Qu’est-ce qu’on est bien ici, c’est la première fois que je séjourne à Combloux,
je ne le regrette vraiment pas, je ne trouve pas les mots pour décrire la beauté
du paysage. Lorsque l’inspiration ne vient pas, je me retourne pour à nouveau
contempler le Mont-Blanc. Je reste quelques instants les yeux rivés sur cette
masse rocheuse recouverte de glace puis l’inspiration revient...
Je rentre d’une
courte balade en VTT car ne connaissant pas le coin, je n’ai pas trouvé de
sentier balisé spécialement conçu pour le vélo tout terrain. Je ne suis pas déçu
car le fait de rester là, assis sur ce vieux banc, écrivant sur cette table de
bois branlante me met en émoi. Je profite simplement de la tranquillité de lieu,
je me fais bronzer, je scrute le paysage et j’écris. L’écriture me permet de
dire ce que je suis incapable d’expliquer avec ma voix. Lorsque j’écris, les
mots filent très vite sur le papier alors que lorsque je m’essaye à dialoguer,
très peu de paroles veulent sortir. Ce n’est pas l’envie de parler qui me manque
mais il y a un frein, un blocage, c’est un manque de spontanéité. Je suis trop
calculateur et j’ai tendance à trop tourner ma langue dans ma bouche avant de
parler. L’écriture me permet de tout dire sans se soucier du jugement immédiat.
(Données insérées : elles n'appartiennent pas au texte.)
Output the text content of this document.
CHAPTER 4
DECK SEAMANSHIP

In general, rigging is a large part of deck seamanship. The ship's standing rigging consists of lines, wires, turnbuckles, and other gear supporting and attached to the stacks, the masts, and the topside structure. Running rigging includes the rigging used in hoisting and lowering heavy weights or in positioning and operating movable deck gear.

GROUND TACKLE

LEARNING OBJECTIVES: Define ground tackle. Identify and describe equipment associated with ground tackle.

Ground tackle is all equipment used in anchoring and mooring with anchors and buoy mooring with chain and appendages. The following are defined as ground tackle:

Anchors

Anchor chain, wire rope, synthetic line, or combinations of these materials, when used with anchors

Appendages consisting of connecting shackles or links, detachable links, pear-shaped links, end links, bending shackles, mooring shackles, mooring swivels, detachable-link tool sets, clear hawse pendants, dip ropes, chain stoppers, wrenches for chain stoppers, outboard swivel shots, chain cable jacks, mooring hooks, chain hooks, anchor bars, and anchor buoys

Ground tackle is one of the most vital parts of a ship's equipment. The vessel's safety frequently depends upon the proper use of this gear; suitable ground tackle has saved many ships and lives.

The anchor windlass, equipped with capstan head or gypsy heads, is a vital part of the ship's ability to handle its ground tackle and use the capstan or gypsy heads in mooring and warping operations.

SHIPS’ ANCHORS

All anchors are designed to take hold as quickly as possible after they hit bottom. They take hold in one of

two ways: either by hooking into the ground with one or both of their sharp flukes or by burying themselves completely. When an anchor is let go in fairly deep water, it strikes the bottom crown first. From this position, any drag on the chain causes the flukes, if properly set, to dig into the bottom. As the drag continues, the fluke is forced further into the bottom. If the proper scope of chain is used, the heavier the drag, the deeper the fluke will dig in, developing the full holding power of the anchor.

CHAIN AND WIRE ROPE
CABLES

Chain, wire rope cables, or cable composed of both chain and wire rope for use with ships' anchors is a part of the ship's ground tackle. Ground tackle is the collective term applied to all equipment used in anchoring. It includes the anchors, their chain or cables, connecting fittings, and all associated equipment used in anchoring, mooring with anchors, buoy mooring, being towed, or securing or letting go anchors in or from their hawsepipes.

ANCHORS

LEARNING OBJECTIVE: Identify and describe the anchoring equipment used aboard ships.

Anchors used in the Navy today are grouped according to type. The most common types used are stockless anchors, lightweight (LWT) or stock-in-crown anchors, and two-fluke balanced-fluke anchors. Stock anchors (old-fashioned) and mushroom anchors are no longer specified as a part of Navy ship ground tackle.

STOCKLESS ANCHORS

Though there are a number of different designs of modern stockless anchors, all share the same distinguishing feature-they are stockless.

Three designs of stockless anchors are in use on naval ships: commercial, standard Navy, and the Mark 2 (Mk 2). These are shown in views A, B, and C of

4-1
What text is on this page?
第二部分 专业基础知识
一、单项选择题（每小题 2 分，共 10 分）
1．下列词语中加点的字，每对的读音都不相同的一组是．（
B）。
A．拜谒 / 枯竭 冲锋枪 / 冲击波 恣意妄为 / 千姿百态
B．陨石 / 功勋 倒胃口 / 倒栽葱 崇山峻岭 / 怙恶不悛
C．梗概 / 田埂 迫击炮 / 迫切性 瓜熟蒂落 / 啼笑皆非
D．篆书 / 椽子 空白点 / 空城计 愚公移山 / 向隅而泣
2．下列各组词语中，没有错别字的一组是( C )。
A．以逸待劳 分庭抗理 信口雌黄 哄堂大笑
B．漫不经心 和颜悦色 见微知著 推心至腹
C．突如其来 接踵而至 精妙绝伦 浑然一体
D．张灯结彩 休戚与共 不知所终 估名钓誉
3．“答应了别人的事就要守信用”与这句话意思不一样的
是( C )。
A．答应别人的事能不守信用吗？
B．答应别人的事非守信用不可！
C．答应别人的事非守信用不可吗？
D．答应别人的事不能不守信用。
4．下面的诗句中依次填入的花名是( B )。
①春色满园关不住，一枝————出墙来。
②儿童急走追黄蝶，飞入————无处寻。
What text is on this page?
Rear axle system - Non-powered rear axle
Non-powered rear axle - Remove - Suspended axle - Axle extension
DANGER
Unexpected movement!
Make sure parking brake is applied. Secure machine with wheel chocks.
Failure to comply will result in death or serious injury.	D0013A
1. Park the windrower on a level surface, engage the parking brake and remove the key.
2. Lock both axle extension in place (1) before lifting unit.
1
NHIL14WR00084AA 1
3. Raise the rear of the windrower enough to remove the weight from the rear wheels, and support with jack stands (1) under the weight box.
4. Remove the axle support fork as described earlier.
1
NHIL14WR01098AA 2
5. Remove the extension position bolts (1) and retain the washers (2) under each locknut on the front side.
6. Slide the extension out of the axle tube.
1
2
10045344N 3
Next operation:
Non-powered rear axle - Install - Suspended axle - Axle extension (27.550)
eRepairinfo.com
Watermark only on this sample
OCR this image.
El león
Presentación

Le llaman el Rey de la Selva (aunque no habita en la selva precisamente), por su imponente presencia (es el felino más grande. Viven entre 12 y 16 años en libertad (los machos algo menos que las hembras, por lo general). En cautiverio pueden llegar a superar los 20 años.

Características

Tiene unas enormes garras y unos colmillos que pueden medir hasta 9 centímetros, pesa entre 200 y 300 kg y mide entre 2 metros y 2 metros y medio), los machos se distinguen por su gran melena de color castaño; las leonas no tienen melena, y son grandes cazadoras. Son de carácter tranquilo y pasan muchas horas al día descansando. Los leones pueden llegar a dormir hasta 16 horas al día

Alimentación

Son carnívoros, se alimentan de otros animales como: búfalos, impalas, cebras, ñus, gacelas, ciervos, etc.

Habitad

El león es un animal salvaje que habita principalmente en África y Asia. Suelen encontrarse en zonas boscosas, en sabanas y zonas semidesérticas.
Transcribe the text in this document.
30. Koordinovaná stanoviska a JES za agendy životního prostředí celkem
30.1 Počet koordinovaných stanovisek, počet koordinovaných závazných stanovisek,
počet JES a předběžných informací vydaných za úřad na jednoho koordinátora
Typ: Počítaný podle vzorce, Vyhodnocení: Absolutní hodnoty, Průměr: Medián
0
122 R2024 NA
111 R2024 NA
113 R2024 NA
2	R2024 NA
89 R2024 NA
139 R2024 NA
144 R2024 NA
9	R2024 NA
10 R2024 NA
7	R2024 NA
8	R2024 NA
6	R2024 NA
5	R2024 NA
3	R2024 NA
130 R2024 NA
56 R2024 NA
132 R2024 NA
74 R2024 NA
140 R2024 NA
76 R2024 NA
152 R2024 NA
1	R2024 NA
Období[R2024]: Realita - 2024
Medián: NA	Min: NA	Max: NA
Lorsque le lecteur lit, je ne suis pas devant lui, il ne peut pas me contredire.
C’est assez plaisant. Même si mes écrits sont très critiquables ! Je ne suis pas
un écrivain, j’aime écrire c’est tout, et je n’ai pas la prétention de
m’octroyer cette posture. Pour moi, un écrivain c’est quelqu’un qui manie le
verbe avec une aisance et une dextérité digne d’un Alberto Moravia, d’un
Milan Kundera ou d’une Régine Desforges. Pas facile d’arriver à leurs chevilles,
par conséquent, inutile de me dire que je suis mauvais. J’écris quelques
nouvelles qui me semblent honorables dans un style qui m’est propre. J’aime
l’érotisme, la nature, les femmes et les choses simples, ce sont mes sujets de
prédilection. Je crois que si je finis un jour par devenir écrivain
professionnel, je me spécialiserai dans l’érotisme. En effet, de nos jours, le
sexe est de plus en plus présent et les gens ont soif d’informations sexuelles.
Ils ont besoin de voir du sexe, d’entendre des mots crus. La presse, la
télévision, les livres en sont les principales sources.
J’ai toujours été fasciné par la sexualité, la chair et la beauté du corps, par
conséquent écrire du sexe est très naturel pour moi.
Mais à ce stade de votre lecture, vous vous demandez si Laurie existe. Pourquoi
ce titre si je ne parle pas d’elle ?
Laurie est un
mirage, elle me rend fou, j’ai envie d’elle à chaque instant. Dès que je l’ai
vue j’en suis tombé amoureux. D’où vient-elle ? me direz-vous. Hum....Laurie !
Lorsque j’écris son prénom, je la vois dans ma tête et elle m’attire. Cette
fille n’a pourtant rien d’extraordinaire mais elle me plaît. Elle est très
jeune, je ne connais pas son âge mais elle a certainement moins de vingt ans.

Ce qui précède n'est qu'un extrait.